Sex File: My wife's crush last year has improved our love life. Is this normal?

The fact you and your wife have survived for a year suggests this upset has helped you find your way back to each other
Sex File: My wife's crush last year has improved our love life. Is this normal?

When one partner threatens a relationship by developing feelings for a third party, it is a wake-up call. Picture: iStock 

Last year, my wife admitted to a serious crush on a colleague. Our sex life hadn't had much passion for a while. Her confession caused an argument and she spent a few nights in the spare room, but then we somehow started having more and better sex. Is this normal?

Normal is relative but intuitively it makes sense. When one partner threatens a relationship by developing feelings for a third party, it is a wake-up call. Couples in long-term relationships have a tendency to lose sight of each other. It's not intentional. Life starts to compete for the attention that was once directed towards each other. Relationships begin to function on autopilot and you forget to remind each other how much you are valued. 

Once you start taking what you have for granted, it is easier to be seduced by relationships that feel shiny and new: the colleague who makes you laugh; the personal trainer who has abs of steel; the online friend who just gets you.

Although there is not a huge amount of academic research on the impact of a third-party infatuation on a relationship, the research that exists confirms your experience. In 2015, a Columbia University study explored women's experiences with feelings "for someone outside their primary relationship". 

An anonymous survey was answered by 160 women who had experienced a crush during their long-term relationship. Most had been in their relationship for five to 10 years and the study found that, for a third of them, having a crush had no impact on their levels of sexual desire. However, for one in six, having a crush increased their desire for their primary partner.

The researchers theorised "women often funnelled increased sexual desire from a crush into their primary relationship". However, most of the women in the study did not disclose their crush, largely because they had no intention of acting on their feelings and did not want to jeopardise their relationships. 

Your wife has been honest with you, which suggests her crush was indeed serious. Even though they didn't have sex, telling you about it can't have been easy and I suspect it may have been a way for your wife to burst the bubble and de-idealise her colleague. Either way, it must have been a jolt to your faith in her and the stability of your marriage.

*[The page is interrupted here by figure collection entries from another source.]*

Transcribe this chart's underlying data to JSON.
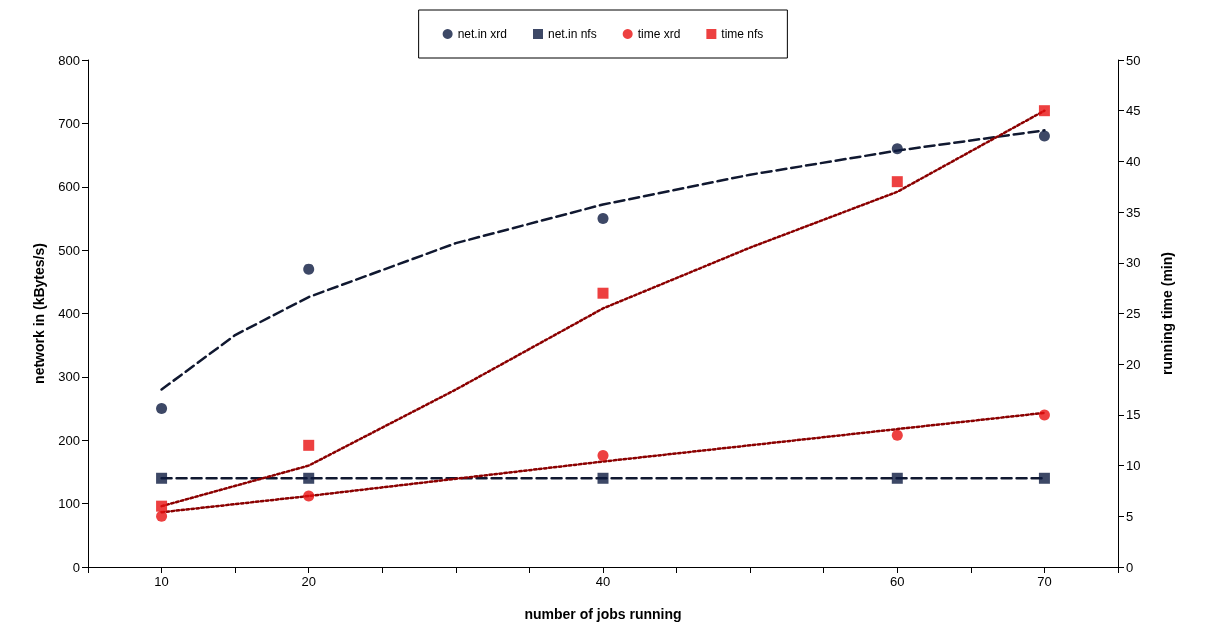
{
  "chart_data": {
    "type": "scatter",
    "xlabel": "number of jobs running",
    "ylabel": "network in (kBytes/s)",
    "y2label": "running time (min)",
    "xlim": [
      5,
      75
    ],
    "xticks": [
      {
        "value": 5,
        "label": null
      },
      10,
      {
        "value": 15,
        "label": null
      },
      20,
      {
        "value": 25,
        "label": null
      },
      {
        "value": 30,
        "label": null
      },
      {
        "value": 35,
        "label": null
      },
      40,
      {
        "value": 45,
        "label": null
      },
      {
        "value": 50,
        "label": null
      },
      {
        "value": 55,
        "label": null
      },
      60,
      {
        "value": 65,
        "label": null
      },
      70,
      {
        "value": 75,
        "label": null
      }
    ],
    "ylim": [
      0,
      800
    ],
    "yticks": [
      0,
      100,
      200,
      300,
      400,
      500,
      600,
      700,
      800
    ],
    "y2lim": [
      0,
      50
    ],
    "y2ticks": [
      0,
      5,
      10,
      15,
      20,
      25,
      30,
      35,
      40,
      45,
      50
    ],
    "grid": false,
    "legend": "top",
    "series": [
      {
        "name": "net.in xrd",
        "color": "#0d1a40",
        "marker": "circle",
        "x": [
          10,
          20,
          40,
          60,
          70
        ],
        "values": [
          250,
          470,
          550,
          660,
          680
        ]
      },
      {
        "name": "net.in nfs",
        "color": "#0d1a40",
        "marker": "square",
        "x": [
          10,
          20,
          40,
          60,
          70
        ],
        "values": [
          140,
          140,
          140,
          140,
          140
        ]
      },
      {
        "name": "time xrd",
        "color": "#e81010",
        "marker": "circle",
        "axis": "y2",
        "x": [
          10,
          20,
          40,
          60,
          70
        ],
        "values": [
          5,
          7,
          11,
          13,
          15
        ]
      },
      {
        "name": "time nfs",
        "color": "#e81010",
        "marker": "square",
        "axis": "y2",
        "x": [
          10,
          20,
          40,
          60,
          70
        ],
        "values": [
          6,
          12,
          27,
          38,
          45
        ]
      },
      {
        "type": "line",
        "color": "#101830",
        "line_style": "dashed",
        "marker": "none",
        "x": [
          10,
          15,
          20,
          30,
          40,
          50,
          60,
          70
        ],
        "values": [
          280,
          366,
          426,
          511,
          572,
          619,
          657,
          689
        ]
      },
      {
        "type": "line",
        "color": "#101830",
        "line_style": "dashed",
        "marker": "none",
        "x": [
          10,
          70
        ],
        "values": [
          140,
          140
        ]
      },
      {
        "type": "line",
        "color": "#8b0000",
        "line_style": "dotted",
        "marker": "none",
        "axis": "y2",
        "x": [
          10,
          20,
          40,
          60,
          70
        ],
        "values": [
          5.4,
          7.0,
          10.4,
          13.6,
          15.2
        ]
      },
      {
        "type": "line",
        "color": "#8b0000",
        "line_style": "dotted",
        "marker": "none",
        "axis": "y2",
        "x": [
          10,
          20,
          30,
          40,
          50,
          60,
          70
        ],
        "values": [
          6,
          10,
          17.5,
          25.5,
          31.5,
          37,
          45
        ]
      }
    ]
  }
}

Any disclosure of emotional or sexual betrayal leaves both partners feeling vulnerable. There is often anger and recrimination, but disclosure also forces both partners to see each other as autonomous individuals and that can be a good thing. 

It makes the person who's had a crush realise what they have to lose. Similarly, the person who has been "betrayed" realises their partner has agency and can choose to leave if they want to.

If there is love there, that new sense of separateness can reignite passion, which is all the more intense because it is tempered by fear. In some couples, the sexual reunion is temporary, but the fact you and your wife have survived for a year suggests this upset has helped you find your way back to each other. Talking honestly about why this happened and what you have both learnt from the experience will further strengthen your connection.